At the conclusion of treatment, the decline in tic severity was significantly greater in the ziprasidone group (39%) than in the placebo group (16%). Moreover, blinded scoring of videotaped tic behavior showed a 50% improvement in the number of motor and vocal tics and a 54% improvement in the distribution, intensity, and frequency of tics for the ziprasidone group, compared with 4% and 1% improvements, respectively, for the placebo group.

These benefits appear to be somewhat smaller than those achieved with the traditional neuroleptics pimozide and haloperidol, but the risk of intolerable side effects appears smaller with ziprasidone, Dr. Sallee and his associates said.

All subjects in the ziprasidone group and nearly 60% of those in the placebo group reported side effects, usually mild to moderate transient sedation that resolved when the dose was reduced. One case each of somnolence and akathisia occurred in subjects taking ziprasidone, but neither case was considered severe enough to warrant discontinuation of the drug.

There were no acute dystonic reactions or parkinsonian symptoms. "Thus, in this limited sample, ziprasidone also appeared to be associated with a low risk of extrapyramidal effects," they noted.

There also was no appreciable weight gain with ziprasidone, a "significant and difficult issue" with traditional neuroleptics, the researchers added.

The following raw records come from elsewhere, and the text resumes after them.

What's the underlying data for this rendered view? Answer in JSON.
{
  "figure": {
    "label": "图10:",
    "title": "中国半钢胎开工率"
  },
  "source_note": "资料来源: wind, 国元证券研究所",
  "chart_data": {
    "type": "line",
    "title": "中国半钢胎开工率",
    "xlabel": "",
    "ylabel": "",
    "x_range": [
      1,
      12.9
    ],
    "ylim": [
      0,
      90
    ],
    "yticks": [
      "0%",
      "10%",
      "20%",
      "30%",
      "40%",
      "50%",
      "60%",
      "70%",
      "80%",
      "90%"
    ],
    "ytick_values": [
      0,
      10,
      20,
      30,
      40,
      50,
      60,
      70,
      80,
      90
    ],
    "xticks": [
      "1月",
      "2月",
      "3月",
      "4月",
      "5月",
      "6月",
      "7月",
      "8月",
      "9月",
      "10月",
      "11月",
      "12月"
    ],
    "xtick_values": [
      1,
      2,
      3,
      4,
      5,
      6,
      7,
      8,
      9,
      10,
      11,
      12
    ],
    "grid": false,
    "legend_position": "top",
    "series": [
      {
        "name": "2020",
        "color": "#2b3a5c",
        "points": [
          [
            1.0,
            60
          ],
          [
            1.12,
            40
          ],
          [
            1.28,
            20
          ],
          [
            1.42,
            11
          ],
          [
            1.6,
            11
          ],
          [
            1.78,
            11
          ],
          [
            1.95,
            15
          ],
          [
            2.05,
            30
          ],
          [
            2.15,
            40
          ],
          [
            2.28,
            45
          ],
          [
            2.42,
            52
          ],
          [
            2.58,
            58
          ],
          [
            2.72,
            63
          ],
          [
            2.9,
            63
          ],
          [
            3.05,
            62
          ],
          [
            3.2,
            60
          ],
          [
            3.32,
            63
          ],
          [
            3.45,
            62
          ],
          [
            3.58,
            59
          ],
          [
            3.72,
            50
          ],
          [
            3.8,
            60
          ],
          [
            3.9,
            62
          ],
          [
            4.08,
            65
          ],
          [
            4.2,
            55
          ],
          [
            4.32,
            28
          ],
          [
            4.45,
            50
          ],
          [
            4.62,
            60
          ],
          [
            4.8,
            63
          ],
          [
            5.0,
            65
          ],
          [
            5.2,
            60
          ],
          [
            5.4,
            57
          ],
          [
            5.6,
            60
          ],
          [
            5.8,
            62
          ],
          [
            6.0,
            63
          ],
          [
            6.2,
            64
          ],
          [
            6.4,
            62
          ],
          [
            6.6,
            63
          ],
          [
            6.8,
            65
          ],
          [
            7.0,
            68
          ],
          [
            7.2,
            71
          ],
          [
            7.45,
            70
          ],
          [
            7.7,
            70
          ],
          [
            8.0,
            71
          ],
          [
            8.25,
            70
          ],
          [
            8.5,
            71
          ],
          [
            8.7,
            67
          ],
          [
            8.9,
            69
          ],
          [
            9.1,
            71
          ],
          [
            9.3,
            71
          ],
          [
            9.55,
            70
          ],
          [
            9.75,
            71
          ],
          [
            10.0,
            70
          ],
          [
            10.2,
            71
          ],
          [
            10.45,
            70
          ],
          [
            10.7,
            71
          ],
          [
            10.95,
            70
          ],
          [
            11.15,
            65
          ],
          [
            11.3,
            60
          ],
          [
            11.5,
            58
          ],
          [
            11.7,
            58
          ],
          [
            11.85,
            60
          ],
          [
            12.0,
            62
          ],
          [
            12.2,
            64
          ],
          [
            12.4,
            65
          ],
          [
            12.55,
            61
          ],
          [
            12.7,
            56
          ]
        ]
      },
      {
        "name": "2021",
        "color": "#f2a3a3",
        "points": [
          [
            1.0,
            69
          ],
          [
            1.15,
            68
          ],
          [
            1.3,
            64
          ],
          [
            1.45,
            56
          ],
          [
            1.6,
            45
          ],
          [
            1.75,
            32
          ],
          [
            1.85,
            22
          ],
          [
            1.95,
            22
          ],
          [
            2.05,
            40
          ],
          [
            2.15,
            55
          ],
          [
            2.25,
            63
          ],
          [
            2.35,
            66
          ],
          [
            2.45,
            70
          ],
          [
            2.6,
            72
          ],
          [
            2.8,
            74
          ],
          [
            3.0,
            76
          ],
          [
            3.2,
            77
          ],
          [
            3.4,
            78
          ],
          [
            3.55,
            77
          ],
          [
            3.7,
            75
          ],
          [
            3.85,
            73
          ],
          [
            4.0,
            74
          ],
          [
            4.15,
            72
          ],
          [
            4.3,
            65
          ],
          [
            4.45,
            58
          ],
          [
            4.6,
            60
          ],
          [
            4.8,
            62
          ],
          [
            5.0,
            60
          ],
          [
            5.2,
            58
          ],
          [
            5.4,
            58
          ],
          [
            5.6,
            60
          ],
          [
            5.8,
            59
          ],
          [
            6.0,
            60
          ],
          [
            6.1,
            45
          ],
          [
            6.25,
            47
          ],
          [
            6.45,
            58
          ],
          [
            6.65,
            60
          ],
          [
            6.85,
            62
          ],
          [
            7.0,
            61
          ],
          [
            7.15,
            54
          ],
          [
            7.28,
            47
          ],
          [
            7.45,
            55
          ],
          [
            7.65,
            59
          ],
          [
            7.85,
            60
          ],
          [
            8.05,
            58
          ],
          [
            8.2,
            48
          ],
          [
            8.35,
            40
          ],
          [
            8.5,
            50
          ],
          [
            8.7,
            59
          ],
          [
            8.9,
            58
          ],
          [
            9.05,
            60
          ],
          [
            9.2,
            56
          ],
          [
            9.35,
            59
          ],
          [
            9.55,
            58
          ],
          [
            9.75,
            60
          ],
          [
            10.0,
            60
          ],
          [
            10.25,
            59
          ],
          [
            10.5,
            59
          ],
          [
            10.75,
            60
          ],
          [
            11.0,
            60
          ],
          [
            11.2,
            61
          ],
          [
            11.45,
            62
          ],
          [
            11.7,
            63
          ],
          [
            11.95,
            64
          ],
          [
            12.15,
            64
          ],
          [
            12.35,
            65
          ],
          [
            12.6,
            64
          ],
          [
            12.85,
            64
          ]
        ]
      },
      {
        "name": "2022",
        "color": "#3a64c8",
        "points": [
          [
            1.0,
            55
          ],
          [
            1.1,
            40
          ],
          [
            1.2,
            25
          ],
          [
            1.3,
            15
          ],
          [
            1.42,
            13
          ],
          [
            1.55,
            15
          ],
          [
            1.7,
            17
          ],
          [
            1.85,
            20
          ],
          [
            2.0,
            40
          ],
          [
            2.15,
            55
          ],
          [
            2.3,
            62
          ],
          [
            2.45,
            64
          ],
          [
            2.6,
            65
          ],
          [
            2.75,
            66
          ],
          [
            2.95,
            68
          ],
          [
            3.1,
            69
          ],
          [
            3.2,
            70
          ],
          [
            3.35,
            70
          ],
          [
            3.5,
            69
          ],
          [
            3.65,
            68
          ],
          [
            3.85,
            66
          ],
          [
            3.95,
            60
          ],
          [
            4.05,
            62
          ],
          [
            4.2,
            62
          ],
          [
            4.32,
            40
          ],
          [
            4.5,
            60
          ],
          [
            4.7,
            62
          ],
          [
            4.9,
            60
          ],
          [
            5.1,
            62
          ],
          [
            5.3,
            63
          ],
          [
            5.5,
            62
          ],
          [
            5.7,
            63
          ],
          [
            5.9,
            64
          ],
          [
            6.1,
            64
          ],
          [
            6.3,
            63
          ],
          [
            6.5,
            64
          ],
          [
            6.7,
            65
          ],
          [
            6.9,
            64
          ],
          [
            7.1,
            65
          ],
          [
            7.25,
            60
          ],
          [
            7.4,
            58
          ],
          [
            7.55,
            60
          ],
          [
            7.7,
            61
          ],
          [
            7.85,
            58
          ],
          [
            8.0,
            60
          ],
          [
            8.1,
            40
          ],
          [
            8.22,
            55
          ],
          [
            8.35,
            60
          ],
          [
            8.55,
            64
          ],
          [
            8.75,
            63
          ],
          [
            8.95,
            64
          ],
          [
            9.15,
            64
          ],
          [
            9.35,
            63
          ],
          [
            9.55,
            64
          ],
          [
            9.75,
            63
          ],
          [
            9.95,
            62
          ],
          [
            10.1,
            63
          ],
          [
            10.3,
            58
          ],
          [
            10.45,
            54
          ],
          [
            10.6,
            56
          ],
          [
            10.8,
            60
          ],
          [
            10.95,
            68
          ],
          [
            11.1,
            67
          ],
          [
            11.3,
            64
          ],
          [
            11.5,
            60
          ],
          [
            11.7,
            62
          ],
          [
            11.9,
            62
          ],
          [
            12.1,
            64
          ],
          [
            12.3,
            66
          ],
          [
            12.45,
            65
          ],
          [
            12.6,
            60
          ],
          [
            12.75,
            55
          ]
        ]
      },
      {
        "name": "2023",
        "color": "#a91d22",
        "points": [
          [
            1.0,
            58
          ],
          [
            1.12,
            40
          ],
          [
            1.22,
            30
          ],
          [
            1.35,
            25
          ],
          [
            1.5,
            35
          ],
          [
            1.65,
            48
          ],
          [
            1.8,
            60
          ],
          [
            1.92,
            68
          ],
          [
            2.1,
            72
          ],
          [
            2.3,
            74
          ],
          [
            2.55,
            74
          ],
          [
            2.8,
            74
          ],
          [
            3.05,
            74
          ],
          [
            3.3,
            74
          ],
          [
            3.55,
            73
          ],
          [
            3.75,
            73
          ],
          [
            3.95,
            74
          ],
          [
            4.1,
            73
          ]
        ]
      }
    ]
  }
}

In addition to tic-related benefits, ziprasidone was associated with a 27% decline in obsessive-compulsive symptoms in the subjects who had such symptoms at entry into the study. In contrast, there was a 5% increase among those taking placebo.

"Although the sample size (n = 5 subjects per group) is too small to permit firm conclusions, future studies should examine the potential effectiveness of ziprasidone as an antiobsessional agent both in patients with primary OCD and in patients with combined Tourette's syndrome and OCD," Dr. Sallee and his associates said.